2 Comments. Leave new

  • You got the ICJ and the ICC reversed.
    The ICC prosecutor requested an arrest warrant for Netanyahu and the top 3 Hamas leaders, but the arrest warrant has not yet been issued (the last arrest warrant issued by the ICC is for Putin).
    The ICJ said that Israel’s actions in the Ghaza could be genocide, but will probably not issue a decree that it was definitely genocide for a year or more.

  • “… the IDF has only lost a few hundred troops, a fifth of them to friendly fire and accidents”

    Is that what we know?

    I think this is partly a generational thing – the “old guard” who gets their news from journalists repeat things like this from official sources without independent investigative work on the ground.

    The “kids” get their news directly from the frontlines through fighters’ social media feeds and people who aggregate them. Those channels also translate briefings in Arabic from people like Nazrallah who usually don’t get pickup in English media. If you’re interested have a look at EI (I’m not spelling this acronym out in this day and age online).

    The “kids” say the IOF is experiencing constant attrition, both in terms of manpower and especially materiel, way beyond the official numbers. It may be that they are exaggerating as we have no experience with this kind of live-vlogging war. There are a couple of reasons why I consider this unlikely:

    Even in the news there has been a shift where casualties are acknowledged. Reading between the lines always gave the impression that things are not going Israel’s way militarily. (btw they haven’t for Western style military invasions anywhere recently, see Iraq, Afghanistan, Yemen… did any official numbers hold up for those?)

    Interestingly, casualties are officially reported only for those select attacks which are especially successful and/or otherwise make the news, while the remainder of the fights streamed on social media never get reflected in official sources. From livestreams it thus seems possible to effectively predict both the official casualty numbers and the likely undercount a news-day ahead of time.

    What all the videos clearly show is that the IOF is absurdly casualty-averse – which seems to be self-defeating. They keep fielding tanks and armored troop transporters without infantry cover, contrary to any and all military doctrine since WWII. This makes them extremely vulnerable to anti-tank weapons which the resistance has apparently been able to produce in large numbers, not dependent on foreign re-supply.

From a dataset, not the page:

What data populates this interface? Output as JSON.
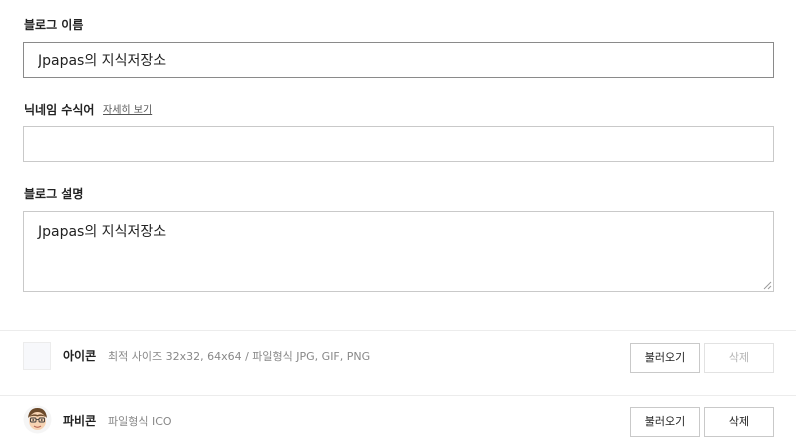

    “But survival isn’t Hamas’ primary objective. Making Israel look evil is”

    This is where this otherwise valuable piece goes off the rails into “Western opinion matters” terrain. From their speeches it is pretty clear that all parties of the resistance *have fully given up* on Western opinion – at the very least since after the Great March of Return. [They do still register direct action of Western dissidents, but do not care about our opinion, and it is hard to find fault in that.]

    When they speak of success they are solely focused on the battlefield. Their primary objective seems to be to be able to hold their own in a guerilla war from which potential positive political consequences, visibility, media coverage… may or may not follow.